A Noeirinha tem uma zona de lazer com uma piscina de água salgada
Lucilia Monteiro
A imagem das montanhas de sal serviu de inspiração à construção dos novos palheiros da Noeirinha, onde se mantém uma loja de comercialização de produtos locais (com marca própria, vende sal em diferentes formatos e salicórnia) e os serviços de apoio. “Isto era o Tarrafal, tive de começar do zero”, recorda José Luís Soares que já se dedicava aos passeios de moliceiro, com a empresa Onda Colossal, e viu aqui outra atração turística para explorar. Há mais de 20 anos que a Noeirinha estava ao abandono, tal como a maioria das marinhas ao redor – na década de 80 do séc. XX, existiam cerca de 275 na ria de Aveiro. Durante mais de um ano, o proprietário teve de remover toneladas de lama dos cerca de oito hectares e montar as novas estruturas. Agora, além da área de produção de sal, a marinha exibe uma zona de lazer com uma imensa piscina de água salgada, a rivalizar com o mar gelado da região, servida por mesas para piqueniques e guarda-sóis. No futuro, serão acrescentados um bar de apoio e uma zona de observação de aves.
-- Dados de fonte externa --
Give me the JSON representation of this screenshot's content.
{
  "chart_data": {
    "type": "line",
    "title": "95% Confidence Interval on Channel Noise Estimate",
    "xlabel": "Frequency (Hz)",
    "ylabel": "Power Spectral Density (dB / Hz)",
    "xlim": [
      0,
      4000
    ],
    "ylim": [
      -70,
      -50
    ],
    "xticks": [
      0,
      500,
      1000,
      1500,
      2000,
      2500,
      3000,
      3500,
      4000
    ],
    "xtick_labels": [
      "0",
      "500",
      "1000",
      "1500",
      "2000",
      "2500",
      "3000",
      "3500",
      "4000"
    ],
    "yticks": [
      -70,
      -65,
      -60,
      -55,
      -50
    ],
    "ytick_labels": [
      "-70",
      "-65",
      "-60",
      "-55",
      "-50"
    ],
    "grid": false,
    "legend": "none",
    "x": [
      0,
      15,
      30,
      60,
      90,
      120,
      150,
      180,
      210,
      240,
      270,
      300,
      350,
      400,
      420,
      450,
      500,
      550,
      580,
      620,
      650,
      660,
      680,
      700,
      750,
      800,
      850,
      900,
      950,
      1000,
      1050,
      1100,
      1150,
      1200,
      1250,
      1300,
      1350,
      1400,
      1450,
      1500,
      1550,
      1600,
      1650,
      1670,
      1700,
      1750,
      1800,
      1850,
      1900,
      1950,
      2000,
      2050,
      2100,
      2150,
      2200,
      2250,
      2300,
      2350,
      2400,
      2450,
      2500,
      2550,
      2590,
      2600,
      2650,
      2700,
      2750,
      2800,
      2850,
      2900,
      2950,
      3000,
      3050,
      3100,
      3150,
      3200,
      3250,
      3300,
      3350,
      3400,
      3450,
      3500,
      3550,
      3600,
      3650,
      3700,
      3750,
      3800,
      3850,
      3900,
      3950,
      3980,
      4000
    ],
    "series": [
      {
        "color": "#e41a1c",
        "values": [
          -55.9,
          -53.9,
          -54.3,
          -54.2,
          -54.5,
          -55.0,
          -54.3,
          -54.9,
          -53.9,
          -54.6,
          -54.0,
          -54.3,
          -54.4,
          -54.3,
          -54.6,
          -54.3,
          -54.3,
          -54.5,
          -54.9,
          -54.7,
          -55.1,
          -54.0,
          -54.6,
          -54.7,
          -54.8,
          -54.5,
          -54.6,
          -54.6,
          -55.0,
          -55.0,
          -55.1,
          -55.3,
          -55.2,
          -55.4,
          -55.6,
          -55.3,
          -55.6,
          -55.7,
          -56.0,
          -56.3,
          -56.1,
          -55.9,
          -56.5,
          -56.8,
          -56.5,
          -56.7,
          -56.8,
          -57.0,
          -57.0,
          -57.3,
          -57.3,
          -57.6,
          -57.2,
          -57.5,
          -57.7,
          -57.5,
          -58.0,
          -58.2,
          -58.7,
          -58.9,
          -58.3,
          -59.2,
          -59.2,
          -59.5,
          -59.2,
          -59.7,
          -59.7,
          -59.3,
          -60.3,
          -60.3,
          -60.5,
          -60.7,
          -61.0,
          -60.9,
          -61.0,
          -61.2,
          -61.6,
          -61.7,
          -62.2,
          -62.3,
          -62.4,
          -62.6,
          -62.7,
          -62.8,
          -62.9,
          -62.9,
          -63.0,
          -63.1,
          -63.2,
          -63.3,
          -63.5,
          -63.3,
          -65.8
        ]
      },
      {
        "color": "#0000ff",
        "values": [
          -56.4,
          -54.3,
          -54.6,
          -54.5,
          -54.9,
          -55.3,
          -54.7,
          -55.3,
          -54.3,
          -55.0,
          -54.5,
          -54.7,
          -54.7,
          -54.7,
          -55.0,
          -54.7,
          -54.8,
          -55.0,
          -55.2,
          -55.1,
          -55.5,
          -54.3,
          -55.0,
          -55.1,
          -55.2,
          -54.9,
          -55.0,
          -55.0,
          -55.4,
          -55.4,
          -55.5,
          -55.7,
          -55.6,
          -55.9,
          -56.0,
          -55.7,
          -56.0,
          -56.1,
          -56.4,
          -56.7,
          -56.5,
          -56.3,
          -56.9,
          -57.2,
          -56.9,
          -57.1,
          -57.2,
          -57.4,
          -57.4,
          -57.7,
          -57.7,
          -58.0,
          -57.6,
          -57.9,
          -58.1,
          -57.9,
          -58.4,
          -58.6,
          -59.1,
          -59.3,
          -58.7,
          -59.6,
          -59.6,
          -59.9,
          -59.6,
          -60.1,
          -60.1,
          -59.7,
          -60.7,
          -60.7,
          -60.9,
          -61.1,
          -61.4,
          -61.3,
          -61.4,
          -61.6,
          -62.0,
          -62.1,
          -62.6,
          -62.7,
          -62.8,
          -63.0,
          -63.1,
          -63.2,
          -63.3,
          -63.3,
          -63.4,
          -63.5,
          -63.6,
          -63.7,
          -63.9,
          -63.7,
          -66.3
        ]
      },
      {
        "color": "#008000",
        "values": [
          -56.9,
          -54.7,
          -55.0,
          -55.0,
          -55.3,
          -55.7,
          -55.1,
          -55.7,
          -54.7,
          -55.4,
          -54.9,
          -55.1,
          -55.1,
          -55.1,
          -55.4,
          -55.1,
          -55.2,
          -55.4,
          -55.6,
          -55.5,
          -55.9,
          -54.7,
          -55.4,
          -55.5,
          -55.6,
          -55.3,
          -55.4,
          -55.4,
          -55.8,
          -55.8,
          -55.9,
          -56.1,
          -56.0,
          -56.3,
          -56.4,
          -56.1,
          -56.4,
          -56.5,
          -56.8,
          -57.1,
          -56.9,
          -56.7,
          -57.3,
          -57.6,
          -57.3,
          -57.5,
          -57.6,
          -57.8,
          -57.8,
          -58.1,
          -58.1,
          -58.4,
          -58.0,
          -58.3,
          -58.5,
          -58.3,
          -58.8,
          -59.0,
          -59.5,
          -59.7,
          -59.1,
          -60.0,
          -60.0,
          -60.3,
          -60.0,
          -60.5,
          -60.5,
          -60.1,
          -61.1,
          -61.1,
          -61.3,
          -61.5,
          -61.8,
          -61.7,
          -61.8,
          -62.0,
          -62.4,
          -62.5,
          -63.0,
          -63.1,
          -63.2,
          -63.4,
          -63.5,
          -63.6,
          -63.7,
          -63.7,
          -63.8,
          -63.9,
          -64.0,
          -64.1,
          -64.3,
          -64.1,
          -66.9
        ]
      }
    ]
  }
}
Em Aveiro, a antiga Marinha Passagem adaptou-se à aquacultura de ostras, berbigão e amêijoas, fazendo-se visitas guiadas à produção, que podem ser complementadas com degustação
Lucilia Monteiro
Ostras ao natural e pão de criqueiros
O canto e o voo das andorinhas-do-mar e dos pernilongos foram das primeiras coisas a prender a atenção de Sandra e Sandro Sousa. O casal dedicava-se à produção de bivalves na ria de Aveiro há catorze anos e, quando comprou a Marinha Passagem, a intenção era focar-se neste negócio. No entanto, a paz da propriedade de oito hectares, acessível apenas de barco, a par da natureza fervilhante eram um prenúncio das suas potencialidades turísticas. Manteve-se a aquacultura das ostras, do berbigão e das amêijoas, mas agora fazem-se visitas guiadas à produção, com a explicação de todos os passos. “Queremos mostrar que Aveiro não é só dos ovos-moles e dos moliceiros, há outras coisas para ver”, diz Sandra Sousa. Confortável no papel de guia turística, recorda as origens da Passagem, cujo nome homenageia o antigo porto comercial quinhentista situado na ria. “Estas pedras vulcânicas que encontrámos na remoção de lamas serviam para fazer o lastro [peso colocado no porão] das caravelas”, conta Sandra. Durante a caminhada pelas motas (os percursos pedestres formados pelos muros de lama que delimitam os tanques), desdobra-se em pormenores sobre a criação de ostras, a mais famosa iguaria da empresa Ostraveiro, de uma qualidade apreciada por todo o mundo. Para isso, é preciso trabalhá-las, ou seja, movê-las regularmente, para que atinjam a forma perfeita. “Quando lhes damos umas palmadinhas, entra mais água, rica em plâncton e fitoplâncton, e alimentam-se melhor”, acrescenta.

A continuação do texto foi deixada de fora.